If he sees a sliver of daylight inside, he will chase it, sometimes leaving a big play on the table. Exercising a little more patience and simply following his pulling linemen out wide would have created a few more explosive plays, which is a scary thought.
Taylor’s average lateral agility, tight hips and ankles make him very one dimensional.
Some of his stiffness forces him to waste precious real estate throttling down instead of making a decisive cut and hitting that next gear.
Sudden jump cuts or shoulder shakes to elude defenders completely aren’t Taylor’s calling card. He understands how to set up late, sharp cuts, but at times he shows indecision and makes the cut too late and gets hung up on his lineman’s block. His lateral cuts just don’t cover enough ground to create distance. In the end, he’s a business-like runner not an overly creative runner.

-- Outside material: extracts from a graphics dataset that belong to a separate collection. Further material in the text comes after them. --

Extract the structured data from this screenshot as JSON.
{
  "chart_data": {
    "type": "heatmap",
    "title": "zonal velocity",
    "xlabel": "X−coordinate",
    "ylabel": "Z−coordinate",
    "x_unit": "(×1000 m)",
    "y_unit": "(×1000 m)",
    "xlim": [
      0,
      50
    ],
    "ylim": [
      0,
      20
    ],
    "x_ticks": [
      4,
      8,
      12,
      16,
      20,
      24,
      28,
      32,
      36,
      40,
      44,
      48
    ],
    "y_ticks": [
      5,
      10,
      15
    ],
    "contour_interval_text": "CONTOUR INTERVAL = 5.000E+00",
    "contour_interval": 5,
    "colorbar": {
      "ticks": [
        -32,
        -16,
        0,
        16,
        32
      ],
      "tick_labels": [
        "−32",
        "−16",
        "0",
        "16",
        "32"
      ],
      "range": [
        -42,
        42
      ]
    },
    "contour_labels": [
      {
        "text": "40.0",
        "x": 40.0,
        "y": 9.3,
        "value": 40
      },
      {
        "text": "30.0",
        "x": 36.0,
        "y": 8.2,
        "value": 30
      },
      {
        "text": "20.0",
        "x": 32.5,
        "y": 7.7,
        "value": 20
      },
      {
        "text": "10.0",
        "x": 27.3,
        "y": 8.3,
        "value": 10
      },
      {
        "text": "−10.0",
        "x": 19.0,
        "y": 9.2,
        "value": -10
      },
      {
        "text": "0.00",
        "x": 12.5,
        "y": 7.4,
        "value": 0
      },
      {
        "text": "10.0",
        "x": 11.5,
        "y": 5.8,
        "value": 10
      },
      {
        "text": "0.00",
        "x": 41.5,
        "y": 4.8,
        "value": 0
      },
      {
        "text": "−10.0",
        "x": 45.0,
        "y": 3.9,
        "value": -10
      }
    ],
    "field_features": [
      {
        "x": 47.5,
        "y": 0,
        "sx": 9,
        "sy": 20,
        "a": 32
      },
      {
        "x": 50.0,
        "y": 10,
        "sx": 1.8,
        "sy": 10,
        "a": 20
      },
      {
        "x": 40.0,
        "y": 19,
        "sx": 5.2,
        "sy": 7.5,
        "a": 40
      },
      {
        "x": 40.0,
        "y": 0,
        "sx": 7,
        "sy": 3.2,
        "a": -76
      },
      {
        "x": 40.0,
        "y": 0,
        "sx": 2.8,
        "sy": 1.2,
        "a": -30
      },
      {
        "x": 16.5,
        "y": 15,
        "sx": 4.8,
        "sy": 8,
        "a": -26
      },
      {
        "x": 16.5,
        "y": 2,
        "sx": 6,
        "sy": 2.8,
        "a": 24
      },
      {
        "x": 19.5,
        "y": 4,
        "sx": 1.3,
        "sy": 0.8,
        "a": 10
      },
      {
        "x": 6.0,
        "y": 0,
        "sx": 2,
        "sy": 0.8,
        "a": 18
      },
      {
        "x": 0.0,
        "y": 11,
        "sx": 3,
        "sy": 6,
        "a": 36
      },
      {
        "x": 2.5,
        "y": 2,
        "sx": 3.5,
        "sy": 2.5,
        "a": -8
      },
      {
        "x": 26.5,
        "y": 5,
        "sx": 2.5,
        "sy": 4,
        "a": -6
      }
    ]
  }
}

In the passing game, every now and then he will fail to attack an edge rusher in protection, choosing instead to let that rusher come to him before cutting him. But that hesitation can create trash at his quarterback’s feet as Taylor upends his man on a cut block. The hulking back wasn’t used often in the passing game; he was usually subbed out. That’s because he did have some drops when targeted. At times he would look the ball in bu then drop it as he went to tuck it away. Over the course of his career, he reeled in 42 passes, 26 of which came in his final season. That’s because on obvious passing downs, Taylor’s stiffness and lack of upper-end agility don’t always match his insane athleticism on paper, and you can see that when he runs routes.

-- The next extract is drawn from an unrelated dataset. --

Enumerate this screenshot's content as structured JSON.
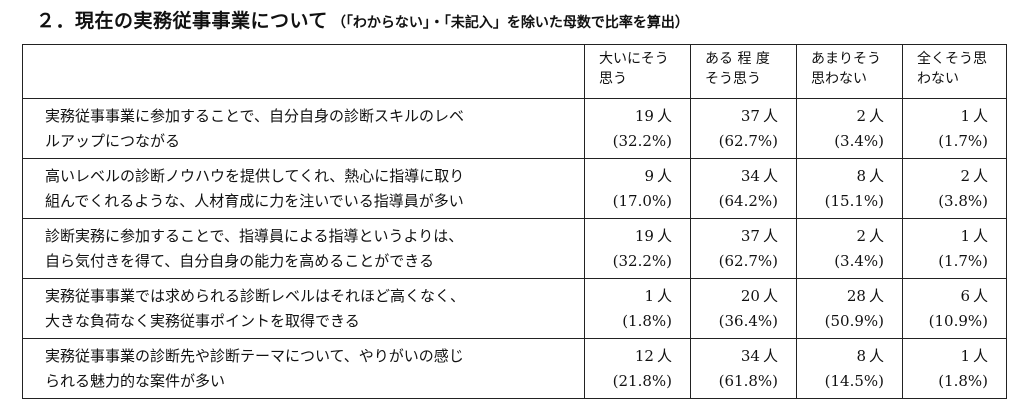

Taylor struggles to throttle down and execute the nuance needed to make sharp, direct cuts. His routes end up rounded, which can sometimes leave him out of reach of an anticipation throw a quarterback made to a spot.
Finally, aside from vision, ball security is top trait when scouting a running back This is Taylor’s bugaboo. Eighteen fumbles in three years, of which 15 of were lost, is the biggest wart marring his prestigious career. As Taylor is wrapped up, secondary defenders come in and are able to tear the ball out of his grasp. There are no excuses; this will need to be cleaned up and can be.
Overall, Taylor is a blue-chip, first-round prospect who can start day one. He has the dependability you look for in a starting running back in the NFL, and his traits project into any run scheme. His speed and vision are the foundation of his game. He varies his speed to set up blocks and to create running lanes, which he can hit at top speed, which in turn erases angles from pursuing defenders. Taylor appears to be most comfortable from the dot because it suits his north/south run style and minimizes his struggles to make defenders miss when he has to stop and go. While he isn’t the most creative runner, Taylor is the type of runner that can be the center of the game plan, extend offensive drives, and take one to the house on any given play or close out a game for his team.